A representative performance summary from major DCASE AVSC benchmarks:

Method	Fusion Strategy	Accuracy (%)	Params	Reference
AGCN (ResNet+graph)	Early (attn/graph)	91.6	~1/5 of SOTA	(Zhou et al., 2022)
CEOA+SF (AST+ConvNeXt)	Contrastive + cross-attn	94.1	--	(Hou et al., 2022)
Joint opt. (Scalo+EffNetV2)	Early (cat, joint-train)	94.6	--	(Chen et al., 2022)
Ensemble fusion (VGG/Incep/DN)	Late (prod)	95.7	--	(Pham et al., 2021)
Baseline OpenL3	Early (concat)	84.8	13.4M	(Wang et al., 2020)

6. Visualization, Interpretability, and Qualitative Analysis

Graph-based and attentional models allow direct visualization of feature saliency on spectrograms and images.
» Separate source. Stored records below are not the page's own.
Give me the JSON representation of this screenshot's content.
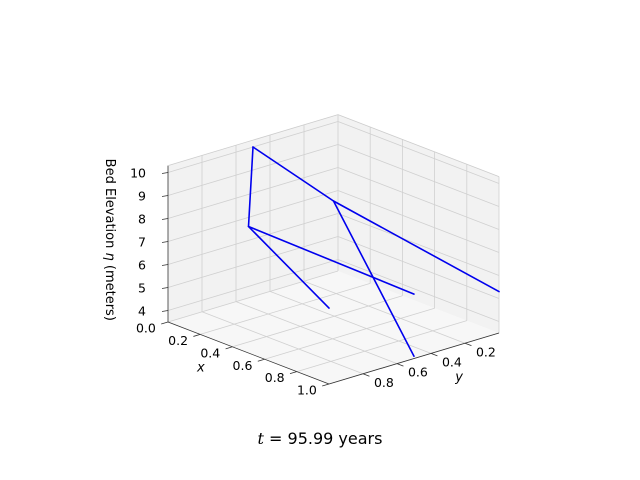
{
  "chart_data": {
    "type": "line",
    "projection": "3d",
    "caption": {
      "var": "t",
      "text": "= 95.99 years"
    },
    "axes": {
      "x": {
        "label": "x",
        "ticks": [
          "0.0",
          "0.2",
          "0.4",
          "0.6",
          "0.8",
          "1.0"
        ],
        "range": [
          0,
          1
        ]
      },
      "y": {
        "label": "y",
        "ticks": [
          "0.2",
          "0.4",
          "0.6",
          "0.8"
        ],
        "range": [
          0,
          1
        ],
        "inverted": true
      },
      "z": {
        "label_prefix": "Bed Elevation ",
        "label_var": "η",
        "label_suffix": " (meters)",
        "ticks": [
          "4",
          "5",
          "6",
          "7",
          "8",
          "9",
          "10"
        ],
        "range": [
          3.5,
          10.3
        ]
      }
    },
    "grid": true,
    "colors": {
      "line": "#0000ee",
      "pane": "#f2f2f2",
      "grid": "#d0d0d0"
    },
    "series": [
      {
        "segment": "trunk-a",
        "points": [
          [
            0.0,
            0.5,
            10.0
          ],
          [
            0.5,
            0.5,
            9.0
          ],
          [
            1.0,
            0.5,
            3.6
          ]
        ]
      },
      {
        "segment": "trunk-b",
        "points": [
          [
            0.0,
            0.5,
            10.0
          ],
          [
            0.5,
            0.0,
            9.0
          ],
          [
            1.0,
            0.0,
            6.8
          ]
        ]
      },
      {
        "segment": "branch-a",
        "points": [
          [
            0.5,
            0.5,
            9.0
          ],
          [
            1.0,
            1.0,
            5.3
          ]
        ]
      },
      {
        "segment": "branch-b",
        "points": [
          [
            0.5,
            0.0,
            9.0
          ],
          [
            1.0,
            0.5,
            6.3
          ]
        ]
      }
    ]
  }
}
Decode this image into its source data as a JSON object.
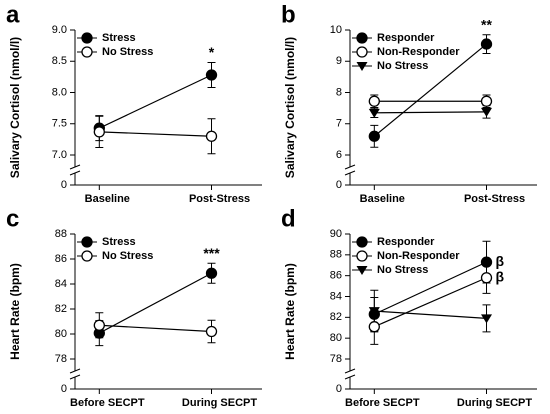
{
  "chart_data": [
    {
      "type": "line",
      "label": "a",
      "ylabel": "Salivary Cortisol (nmol/l)",
      "categories": [
        "Baseline",
        "Post-Stress"
      ],
      "ylim": [
        0,
        9
      ],
      "axis_break": true,
      "yticks": [
        0,
        {
          "value": 7,
          "label": "7.0"
        },
        7.5,
        {
          "value": 8,
          "label": "8.0"
        },
        8.5,
        {
          "value": 9,
          "label": "9.0"
        }
      ],
      "legend": "top-left",
      "series": [
        {
          "name": "Stress",
          "color": "#000000",
          "marker": "filled-circle",
          "values": [
            7.43,
            8.28
          ],
          "errors": [
            0.2,
            0.2
          ]
        },
        {
          "name": "No Stress",
          "color": "#000000",
          "marker": "open-circle",
          "values": [
            7.37,
            7.3
          ],
          "errors": [
            0.25,
            0.28
          ]
        }
      ],
      "annotations": [
        {
          "text": "*",
          "series": 0,
          "index": 1
        }
      ]
    },
    {
      "type": "line",
      "label": "b",
      "ylabel": "Salivary Cortisol (nmol/l)",
      "categories": [
        "Baseline",
        "Post-Stress"
      ],
      "ylim": [
        0,
        10
      ],
      "axis_break": true,
      "yticks": [
        0,
        6,
        7,
        8,
        9,
        10
      ],
      "legend": "top-left",
      "series": [
        {
          "name": "Responder",
          "color": "#000000",
          "marker": "filled-circle",
          "values": [
            6.6,
            9.55
          ],
          "errors": [
            0.35,
            0.3
          ]
        },
        {
          "name": "Non-Responder",
          "color": "#000000",
          "marker": "open-circle",
          "values": [
            7.72,
            7.72
          ],
          "errors": [
            0.2,
            0.2
          ]
        },
        {
          "name": "No Stress",
          "color": "#000000",
          "marker": "filled-triangle-down",
          "values": [
            7.35,
            7.38
          ],
          "errors": [
            0.15,
            0.2
          ]
        }
      ],
      "annotations": [
        {
          "text": "**",
          "series": 0,
          "index": 1
        }
      ]
    },
    {
      "type": "line",
      "label": "c",
      "ylabel": "Heart Rate (bpm)",
      "categories": [
        "Before SECPT",
        "During SECPT"
      ],
      "ylim": [
        0,
        88
      ],
      "axis_break": true,
      "yticks": [
        0,
        78,
        80,
        82,
        84,
        86,
        88
      ],
      "legend": "top-left",
      "series": [
        {
          "name": "Stress",
          "color": "#000000",
          "marker": "filled-circle",
          "values": [
            80.07,
            84.86
          ],
          "errors": [
            1.0,
            0.8
          ]
        },
        {
          "name": "No Stress",
          "color": "#000000",
          "marker": "open-circle",
          "values": [
            80.7,
            80.2
          ],
          "errors": [
            1.0,
            0.9
          ]
        }
      ],
      "annotations": [
        {
          "text": "***",
          "series": 0,
          "index": 1
        }
      ]
    },
    {
      "type": "line",
      "label": "d",
      "ylabel": "Heart Rate (bpm)",
      "categories": [
        "Before SECPT",
        "During SECPT"
      ],
      "ylim": [
        0,
        90
      ],
      "axis_break": true,
      "yticks": [
        0,
        78,
        80,
        82,
        84,
        86,
        88,
        90
      ],
      "legend": "top-left",
      "series": [
        {
          "name": "Responder",
          "color": "#000000",
          "marker": "filled-circle",
          "values": [
            82.3,
            87.3
          ],
          "errors": [
            1.6,
            2.0
          ]
        },
        {
          "name": "Non-Responder",
          "color": "#000000",
          "marker": "open-circle",
          "values": [
            81.1,
            85.8
          ],
          "errors": [
            1.7,
            1.5
          ]
        },
        {
          "name": "No Stress",
          "color": "#000000",
          "marker": "filled-triangle-down",
          "values": [
            82.6,
            81.9
          ],
          "errors": [
            2.0,
            1.3
          ]
        }
      ],
      "annotations": [
        {
          "text": "β",
          "series": 0,
          "index": 1
        },
        {
          "text": "β",
          "series": 1,
          "index": 1
        }
      ]
    }
  ]
}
Salient acoustic/visual graph nodes (SAG/SVG) focus tightly on class-discriminative regions—high-energy spectral patches or key visual objects—while contextual nodes (CAG/CVG) provide distributed background context (Zhou et al., 2022). Cross-modal attention mappings (SF) illuminate which audio events trigger corresponding visual object activations, and vice versa, supporting fine-grained semantic fusion (Hou et al., 2022). Error analysis reveals that unimodal systems are confusable in visually or acoustically similar scenes, whereas fusion corrects most paired confusion errors (e.g., “tram” vs. “bus”, “public square” vs. “pedestrian street”) (Apostolidis et al., 2024).

7. Emerging Directions and Open Challenges

Despite rapid progress, limitations persist. Most systems assume strongly synchronized and non-missing modalities; robustness to asynchronous or missing streams remains challenging (Chen et al., 2022). Nearly all state-of-the-art models are resource-intensive; parameter-efficient or transformer-based models for edge deployment are an open research question (Wang et al., 2021). Dataset diversity is still limited: augmenting with “in the wild”, multi-device, domain-adaptive, or hierarchical scene datasets is needed (Pham et al., 2021). Incorporating explicit spatio-temporal modeling (3D CNNs, video transformers), semantic knowledge graphs, and adversarial regularization for content verification (e.g., audio-visual discrepancy detection for media forensics) are active research areas (Apostolidis et al., 2024).

Cross-modal representation learning, deeper semantic alignment, and robust fusion under adversarial or OOD conditions are expected to define the next generation of AVSC systems.